Disabilities Support Task Force presents report on services, opportunities to support Virginia Tech students
Evaluating and enhancing the range of support services and accommodations for Virginia Tech students with disabilities was the focus of a report recently released by the Office of the Executive Vice President and Provost, in partnership with Student Affairs.
Initiated through a charge from Executive Vice President and Provost Cyril Clarke, the Disabilities Support Task Force was formed in fall 2018 to conduct a year-long study on the experiences of Virginia Tech students who receive support from Services for Students with Disabilities (SSD).
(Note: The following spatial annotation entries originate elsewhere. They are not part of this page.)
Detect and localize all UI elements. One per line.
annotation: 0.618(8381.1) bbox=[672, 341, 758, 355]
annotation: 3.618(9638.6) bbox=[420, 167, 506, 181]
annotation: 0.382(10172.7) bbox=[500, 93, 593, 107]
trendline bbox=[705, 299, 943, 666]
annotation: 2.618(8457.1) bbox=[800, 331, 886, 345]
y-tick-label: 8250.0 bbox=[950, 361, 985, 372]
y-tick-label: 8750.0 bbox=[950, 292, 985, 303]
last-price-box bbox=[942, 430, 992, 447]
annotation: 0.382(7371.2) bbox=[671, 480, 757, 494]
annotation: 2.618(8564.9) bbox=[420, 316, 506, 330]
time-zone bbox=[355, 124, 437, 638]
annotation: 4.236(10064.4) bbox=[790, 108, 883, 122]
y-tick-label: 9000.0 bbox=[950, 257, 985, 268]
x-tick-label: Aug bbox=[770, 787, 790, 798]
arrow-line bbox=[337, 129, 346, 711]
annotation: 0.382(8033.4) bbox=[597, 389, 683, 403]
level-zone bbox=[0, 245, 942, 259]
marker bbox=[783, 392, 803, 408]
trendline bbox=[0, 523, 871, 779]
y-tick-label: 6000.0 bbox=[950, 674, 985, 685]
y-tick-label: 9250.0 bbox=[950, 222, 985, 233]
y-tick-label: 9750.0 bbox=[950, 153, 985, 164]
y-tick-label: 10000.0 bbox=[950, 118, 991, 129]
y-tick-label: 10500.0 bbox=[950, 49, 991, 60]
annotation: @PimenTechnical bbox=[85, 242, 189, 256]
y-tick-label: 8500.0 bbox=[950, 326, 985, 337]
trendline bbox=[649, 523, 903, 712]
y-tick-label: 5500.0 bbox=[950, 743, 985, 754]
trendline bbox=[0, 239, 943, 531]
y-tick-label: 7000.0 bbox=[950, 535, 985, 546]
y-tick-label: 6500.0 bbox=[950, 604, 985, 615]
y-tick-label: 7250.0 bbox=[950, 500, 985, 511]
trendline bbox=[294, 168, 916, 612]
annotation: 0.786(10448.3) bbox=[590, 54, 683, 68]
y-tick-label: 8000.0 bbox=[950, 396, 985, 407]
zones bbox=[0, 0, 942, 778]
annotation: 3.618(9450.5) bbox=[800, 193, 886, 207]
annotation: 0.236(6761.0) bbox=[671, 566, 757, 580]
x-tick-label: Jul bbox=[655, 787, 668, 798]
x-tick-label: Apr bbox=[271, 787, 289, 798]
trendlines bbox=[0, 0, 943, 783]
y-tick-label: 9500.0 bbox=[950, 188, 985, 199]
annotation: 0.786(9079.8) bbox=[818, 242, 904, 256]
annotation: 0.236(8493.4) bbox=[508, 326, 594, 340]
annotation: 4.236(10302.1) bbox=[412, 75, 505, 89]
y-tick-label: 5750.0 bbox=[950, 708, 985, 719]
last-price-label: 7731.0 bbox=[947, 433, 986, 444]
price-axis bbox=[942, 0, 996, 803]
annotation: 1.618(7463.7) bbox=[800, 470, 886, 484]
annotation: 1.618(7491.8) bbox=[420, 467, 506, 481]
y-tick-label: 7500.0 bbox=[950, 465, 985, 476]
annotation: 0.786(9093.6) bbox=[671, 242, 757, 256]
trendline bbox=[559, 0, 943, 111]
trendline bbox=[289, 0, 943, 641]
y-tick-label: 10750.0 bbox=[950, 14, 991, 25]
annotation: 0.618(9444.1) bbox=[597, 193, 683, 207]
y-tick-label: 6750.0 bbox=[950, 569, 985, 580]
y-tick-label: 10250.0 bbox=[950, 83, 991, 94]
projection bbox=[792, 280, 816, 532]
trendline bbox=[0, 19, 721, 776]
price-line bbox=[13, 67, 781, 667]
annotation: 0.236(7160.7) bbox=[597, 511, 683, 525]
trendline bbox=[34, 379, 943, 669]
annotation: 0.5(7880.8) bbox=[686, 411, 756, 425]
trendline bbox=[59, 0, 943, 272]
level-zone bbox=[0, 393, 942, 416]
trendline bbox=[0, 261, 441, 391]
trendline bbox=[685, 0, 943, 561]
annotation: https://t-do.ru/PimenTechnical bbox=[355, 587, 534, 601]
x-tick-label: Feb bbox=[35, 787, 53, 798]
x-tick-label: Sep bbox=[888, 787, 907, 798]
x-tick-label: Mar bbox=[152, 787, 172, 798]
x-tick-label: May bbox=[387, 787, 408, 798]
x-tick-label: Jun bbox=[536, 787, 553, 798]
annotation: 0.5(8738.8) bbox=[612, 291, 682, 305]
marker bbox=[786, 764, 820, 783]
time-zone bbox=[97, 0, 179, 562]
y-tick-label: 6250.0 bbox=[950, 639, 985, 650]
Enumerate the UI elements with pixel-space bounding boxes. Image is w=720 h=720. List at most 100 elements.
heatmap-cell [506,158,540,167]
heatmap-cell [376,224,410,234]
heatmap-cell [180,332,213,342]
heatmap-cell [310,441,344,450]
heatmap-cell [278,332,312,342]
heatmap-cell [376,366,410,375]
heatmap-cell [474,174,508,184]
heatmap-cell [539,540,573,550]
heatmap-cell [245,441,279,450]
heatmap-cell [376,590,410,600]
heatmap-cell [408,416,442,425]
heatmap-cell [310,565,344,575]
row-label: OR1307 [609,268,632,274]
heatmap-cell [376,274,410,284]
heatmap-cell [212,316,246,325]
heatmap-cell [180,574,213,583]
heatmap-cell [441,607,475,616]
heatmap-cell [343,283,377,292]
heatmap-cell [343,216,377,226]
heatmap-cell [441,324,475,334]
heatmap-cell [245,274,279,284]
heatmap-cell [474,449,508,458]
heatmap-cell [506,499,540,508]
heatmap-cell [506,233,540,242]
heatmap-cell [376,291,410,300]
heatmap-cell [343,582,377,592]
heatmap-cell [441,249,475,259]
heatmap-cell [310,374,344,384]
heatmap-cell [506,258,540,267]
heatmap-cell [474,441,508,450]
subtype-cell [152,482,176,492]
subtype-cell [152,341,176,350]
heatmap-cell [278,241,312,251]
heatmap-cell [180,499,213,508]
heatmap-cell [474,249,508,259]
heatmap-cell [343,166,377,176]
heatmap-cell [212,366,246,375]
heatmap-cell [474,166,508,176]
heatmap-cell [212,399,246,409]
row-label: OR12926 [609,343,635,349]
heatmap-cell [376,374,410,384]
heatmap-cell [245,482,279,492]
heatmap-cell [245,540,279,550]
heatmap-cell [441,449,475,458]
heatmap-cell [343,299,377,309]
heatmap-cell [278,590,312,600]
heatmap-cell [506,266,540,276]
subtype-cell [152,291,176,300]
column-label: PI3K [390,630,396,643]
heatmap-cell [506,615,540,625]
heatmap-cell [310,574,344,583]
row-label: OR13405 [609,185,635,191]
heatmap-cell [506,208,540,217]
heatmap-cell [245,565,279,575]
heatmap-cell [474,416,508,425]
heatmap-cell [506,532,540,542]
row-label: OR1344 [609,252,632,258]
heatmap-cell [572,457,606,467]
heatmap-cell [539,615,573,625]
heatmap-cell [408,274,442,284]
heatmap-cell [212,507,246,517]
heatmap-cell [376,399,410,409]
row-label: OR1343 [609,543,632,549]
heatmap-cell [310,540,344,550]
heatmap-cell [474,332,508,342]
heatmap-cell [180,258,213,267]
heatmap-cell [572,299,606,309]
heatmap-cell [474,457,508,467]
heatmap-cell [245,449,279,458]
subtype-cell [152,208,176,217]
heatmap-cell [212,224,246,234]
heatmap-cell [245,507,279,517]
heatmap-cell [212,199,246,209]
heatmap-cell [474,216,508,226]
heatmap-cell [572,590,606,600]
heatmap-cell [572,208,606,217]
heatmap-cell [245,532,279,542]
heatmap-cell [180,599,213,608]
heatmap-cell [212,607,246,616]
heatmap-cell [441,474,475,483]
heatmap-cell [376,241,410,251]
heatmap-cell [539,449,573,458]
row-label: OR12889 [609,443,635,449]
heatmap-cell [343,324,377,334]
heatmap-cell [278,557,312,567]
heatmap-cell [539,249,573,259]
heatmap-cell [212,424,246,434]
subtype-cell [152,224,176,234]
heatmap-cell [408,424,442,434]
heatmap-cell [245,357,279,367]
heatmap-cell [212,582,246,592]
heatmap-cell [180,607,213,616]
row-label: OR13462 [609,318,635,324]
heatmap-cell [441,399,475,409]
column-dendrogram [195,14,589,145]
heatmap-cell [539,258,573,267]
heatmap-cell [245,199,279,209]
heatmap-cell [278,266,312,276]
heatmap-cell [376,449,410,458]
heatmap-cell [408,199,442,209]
Led by Chris Wise, assistant vice president for student affairs, and Robin Panneton, associate dean for undergraduate programs in the College of Science, the task force sought to benchmark SSD practices and processes at peer institutions and to make recommendations regarding actions that Virginia Tech should take to ensure it is serving the current and future needs of students with disabilities.
“The important work of the Disabilities Support Task Force and the report they produced will serve as a comprehensive guide for planning and enhancing our services for students with disabilities,” said Clarke. “The report comes at a critical time for Virginia Tech as we work to accommodate the increased numbers of students with disabilities on our campus and to provide them with the support services needed to help them be successful in their studies.”
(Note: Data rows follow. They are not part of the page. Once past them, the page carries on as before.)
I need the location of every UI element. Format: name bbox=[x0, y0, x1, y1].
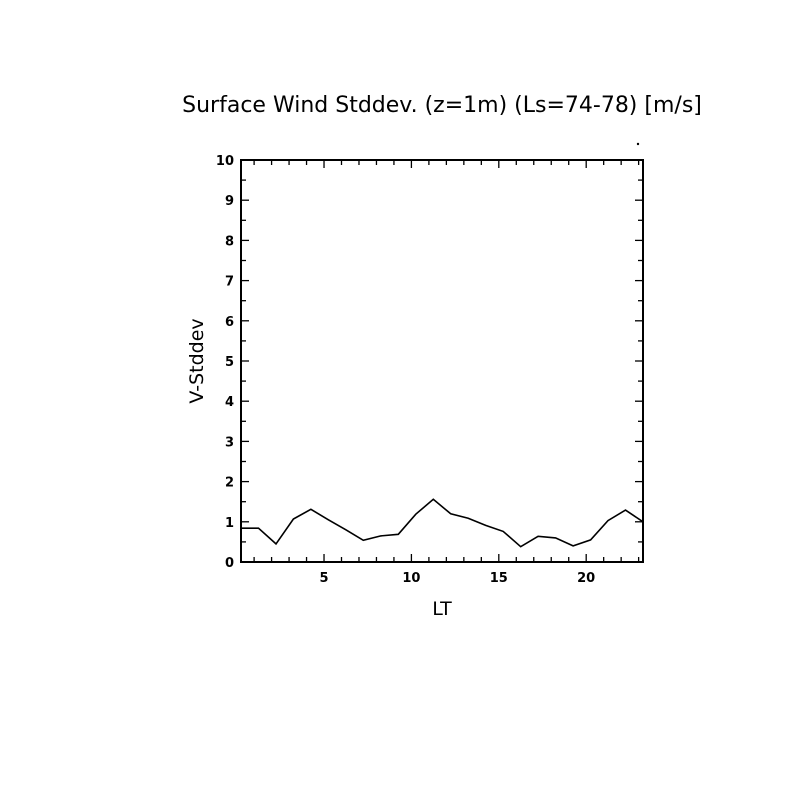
y-axis-label: V-Stddev bbox=[186, 318, 208, 403]
y-tick-label: 1 bbox=[225, 516, 234, 531]
y-tick-label: 6 bbox=[225, 315, 234, 330]
y-tick-label: 8 bbox=[225, 234, 234, 249]
y-tick-label: 10 bbox=[216, 154, 234, 169]
x-tick-label: 15 bbox=[490, 571, 508, 586]
stray-dot bbox=[636, 142, 640, 146]
y-tick-label: 2 bbox=[225, 476, 234, 491]
x-tick-label: 10 bbox=[402, 571, 420, 586]
series-line bbox=[241, 498, 644, 548]
x-axis-label: LT bbox=[432, 598, 452, 620]
plot-frame bbox=[240, 159, 644, 563]
x-tick-label: 5 bbox=[319, 571, 328, 586]
chart-title: Surface Wind Stddev. (z=1m) (Ls=74-78) [… bbox=[182, 93, 702, 118]
y-tick-label: 5 bbox=[225, 355, 234, 370]
y-tick-label: 3 bbox=[225, 435, 234, 450]
x-axis: 5 10 15 20 bbox=[253, 160, 640, 586]
y-tick-label: 9 bbox=[225, 194, 234, 209]
x-tick-label: 20 bbox=[577, 571, 595, 586]
y-tick-label: 4 bbox=[225, 395, 234, 410]
y-axis: 0 1 2 3 4 5 6 7 8 9 10 bbox=[216, 154, 643, 571]
y-tick-label: 0 bbox=[225, 556, 234, 571]
y-tick-label: 7 bbox=[225, 275, 234, 290]
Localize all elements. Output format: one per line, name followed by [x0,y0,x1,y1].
The Disabilities Support Task Force report is designed to address each of six questions posed by Clarke to the group. Throughout its work, the task force discussed and integrated relevant research findings; surveys of student, staff and faculty groups on the Virginia Tech campus and peer campuses; and internal deliberations. The final report presented responses to the following:
- How does Virginia Tech compare with its peer universities in regard to the number of students provided accommodations and related commitment of resources?
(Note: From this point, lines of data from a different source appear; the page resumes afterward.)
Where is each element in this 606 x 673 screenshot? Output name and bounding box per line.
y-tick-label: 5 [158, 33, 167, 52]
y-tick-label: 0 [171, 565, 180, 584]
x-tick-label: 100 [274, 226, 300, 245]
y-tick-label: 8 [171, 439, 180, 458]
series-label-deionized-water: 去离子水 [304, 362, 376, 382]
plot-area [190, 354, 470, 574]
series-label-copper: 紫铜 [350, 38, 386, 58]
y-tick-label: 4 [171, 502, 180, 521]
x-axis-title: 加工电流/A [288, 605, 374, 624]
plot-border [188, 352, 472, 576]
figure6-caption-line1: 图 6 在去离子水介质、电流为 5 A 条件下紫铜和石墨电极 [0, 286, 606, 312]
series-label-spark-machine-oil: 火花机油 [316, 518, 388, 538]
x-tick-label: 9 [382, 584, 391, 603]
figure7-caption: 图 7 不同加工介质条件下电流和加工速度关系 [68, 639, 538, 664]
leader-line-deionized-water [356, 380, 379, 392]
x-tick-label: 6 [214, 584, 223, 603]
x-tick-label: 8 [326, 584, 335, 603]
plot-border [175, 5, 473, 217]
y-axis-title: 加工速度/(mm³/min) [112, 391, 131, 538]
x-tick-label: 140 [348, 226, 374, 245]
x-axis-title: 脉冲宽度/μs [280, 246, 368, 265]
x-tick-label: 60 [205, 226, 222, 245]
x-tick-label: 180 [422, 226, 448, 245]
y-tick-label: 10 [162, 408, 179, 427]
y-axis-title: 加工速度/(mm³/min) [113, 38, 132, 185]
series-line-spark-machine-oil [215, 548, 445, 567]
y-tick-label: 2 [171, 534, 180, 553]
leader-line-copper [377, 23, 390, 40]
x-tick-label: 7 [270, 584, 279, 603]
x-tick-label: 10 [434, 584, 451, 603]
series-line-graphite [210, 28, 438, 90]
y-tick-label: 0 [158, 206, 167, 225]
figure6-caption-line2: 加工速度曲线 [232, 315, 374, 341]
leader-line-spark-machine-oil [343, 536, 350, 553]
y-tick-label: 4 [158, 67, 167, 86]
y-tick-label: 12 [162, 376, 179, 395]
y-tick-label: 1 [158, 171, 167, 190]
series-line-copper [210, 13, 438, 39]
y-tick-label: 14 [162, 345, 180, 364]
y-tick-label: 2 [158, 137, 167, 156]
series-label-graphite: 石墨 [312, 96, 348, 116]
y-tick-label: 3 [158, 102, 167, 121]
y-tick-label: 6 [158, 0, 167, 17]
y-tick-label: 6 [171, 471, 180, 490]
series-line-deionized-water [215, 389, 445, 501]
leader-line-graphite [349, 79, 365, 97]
- How are federal mandates regarding students with disabilities communicated with and implemented by SSD?
- What resources are needed for Virginia Tech to meet its legal obligations and aspirational goals in support of students with accommodations?
- What additional policies and procedures, if any, need to be developed to address the use of service animals as approved accommodations?
- Are there improvements that may be made to better coordinate the actions of SSD and the colleges to provide seamless accommodations to students in a timely manner?
- How may SSD and associated offices educate and support faculty and department heads in implementing services for students?
“Virginia Tech aspires to provide services and opportunities for students with disabilities that go above and beyond minimum standards and expectations, “said Wise. “We want students to see Virginia Tech as an institution that supports their success, fully embraces and exemplifies our Principles of Community, and is truly committed to our motto, Ut Prosim (That I May Serve).”
According to the task force report, campuses across the nation that are dedicated to serving students with disabilities continually struggle to secure sufficient resources and information, educate faculty and staff about the importance of providing optimal educational opportunities for all their students, and empower students to utilize accommodations in ways that promote their academic achievement.
Although Virginia Tech is on par in its efforts to provide these services in comparison to many peer institutions, the university faces challenges in providing unparalleled academic and campus life experiences for students with disabilities, as the overall student population continues to increase.
Through consideration of the literature, analysis of survey data, assessment of Virginia Tech's current practices, and discussions with SSD directors at other institutions, the Disabilities Support Task Force developed several key recommendations based on each of the six questions posed to the group.
Overall, Wise and Panneton said the task force sees the need to encourage and support both students who come with accommodation needs and those who discover accommodation needs as they forge their academic careers at Virginia Tech.
“The information amassed by the task force suggests that, as a university community, we have a strong need for ongoing, sustainable education and outreach to our course instructors and staff regarding best practices in helping students with disabilities,” said Panneton. “Virginia Tech’s SSD team requires support from and partnership with the campus to meet and exceed its obligations to provide accommodations and services.”